Despite disadvantage, Lindstrom lands shots
Republican Senate candidate Beth Lindstrom desperately needed a jolt of energy in her campaign and she got it, firing a flurry of shots at front-runner Geoff Diehl in their first debate showdown on Boston Herald Radio.
Lindstrom was the clear aggressor in the hourlong encounter, trying to paint Diehl as unelectable because of his close ties to President Trump.
But while Diehl got dinged up a little, he survived and should remain the candidate to beat as the race heads toward the Sept. 4 primary.
Diehl was the co-chairman of the 2016 Trump campaign in Massachusetts and for sure that could hobble him in a general election with an electorate that’s overwhelmingly anti-Trump.
But the problem for Lindstrom is she has to win the primary first. And there the Trump connection should help Diehl. The president got more than 300,000 votes in the 2016 Massachusetts primary, and those are the voters most likely to show up at the polls on Sept. 4.
Lindstrom, in fact, was careful not to go on the attack against Trump, even saying she would vote for him for re-election.
The Herald Radio debate was the first and maybe only chance for Lindstrom to stake out differences between her and Diehl, who secured the endorsement of the state Republican Party back in April.
Lindstrom, a small-business owner and the one-time consumer affairs chief for former Gov. Mitt Romney, has been aggressively pushing for months for a debate with Diehl and the other GOP contender, John Kingston.
Diehl was clearly more polished and generally handled the attacks well — with the notable exception of an over-the-top attack on Sen. Elizabeth Warren, saying she’s a “bigger threat” than Russia.
The four-term Beacon Hill lawmaker also came prepared to hit back at Lindstrom, claiming she raised more than 300 new consumer-related fees while she was in the Romney administration.
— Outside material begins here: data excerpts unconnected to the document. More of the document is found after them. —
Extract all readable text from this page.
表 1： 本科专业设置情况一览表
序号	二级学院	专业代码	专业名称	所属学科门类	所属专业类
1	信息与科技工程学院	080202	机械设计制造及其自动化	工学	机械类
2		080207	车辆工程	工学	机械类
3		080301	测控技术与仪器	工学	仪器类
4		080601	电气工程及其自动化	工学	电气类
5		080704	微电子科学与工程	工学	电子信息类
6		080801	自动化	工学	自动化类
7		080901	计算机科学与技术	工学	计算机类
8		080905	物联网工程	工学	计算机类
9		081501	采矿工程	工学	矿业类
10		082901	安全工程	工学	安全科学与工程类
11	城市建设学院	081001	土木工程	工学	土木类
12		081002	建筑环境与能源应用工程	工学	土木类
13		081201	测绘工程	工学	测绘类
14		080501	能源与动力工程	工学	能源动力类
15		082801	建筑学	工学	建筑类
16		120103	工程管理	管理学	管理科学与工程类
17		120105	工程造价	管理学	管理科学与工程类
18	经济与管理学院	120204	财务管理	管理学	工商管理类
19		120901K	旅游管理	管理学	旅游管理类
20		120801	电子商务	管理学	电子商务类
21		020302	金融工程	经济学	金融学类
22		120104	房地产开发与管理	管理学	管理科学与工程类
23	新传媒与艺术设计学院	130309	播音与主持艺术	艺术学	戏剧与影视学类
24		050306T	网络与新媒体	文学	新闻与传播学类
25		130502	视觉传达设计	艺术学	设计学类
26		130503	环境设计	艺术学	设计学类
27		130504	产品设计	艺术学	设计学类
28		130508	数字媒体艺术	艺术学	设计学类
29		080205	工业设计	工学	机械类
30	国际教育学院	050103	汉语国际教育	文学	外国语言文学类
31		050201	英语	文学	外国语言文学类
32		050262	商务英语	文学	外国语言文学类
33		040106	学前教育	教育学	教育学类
While Lindstrom tried to portray herself as an outsider who had never run for office, Diehl replied, “I’m thankful she hasn’t been elected because look at what she’s done when she was head of consumer affairs.”
And Kingston tried to portray himself as the real outsider — a businessman who has never run for office before.
But it was the Diehl-Lindstrom scuffle that dominated the debate, and may give her some momentum as the race winds down over the next few weeks.
“I’m not an insider,” Lindstrom said, defending her record at Consumer Affairs and as a political strategist. “I was a citizen activist to help people get elected … I have never been elected to office. That’s a very big difference between someone who’s been up at Beacon Hill for eight years and looking for the next rung on the political ladder.”
Lindstrom needs to stay aggressive over the next few weeks if she has a chance of winning the primary. The question is whether Republican voters — many of whom are Trump supporters — will buy her message.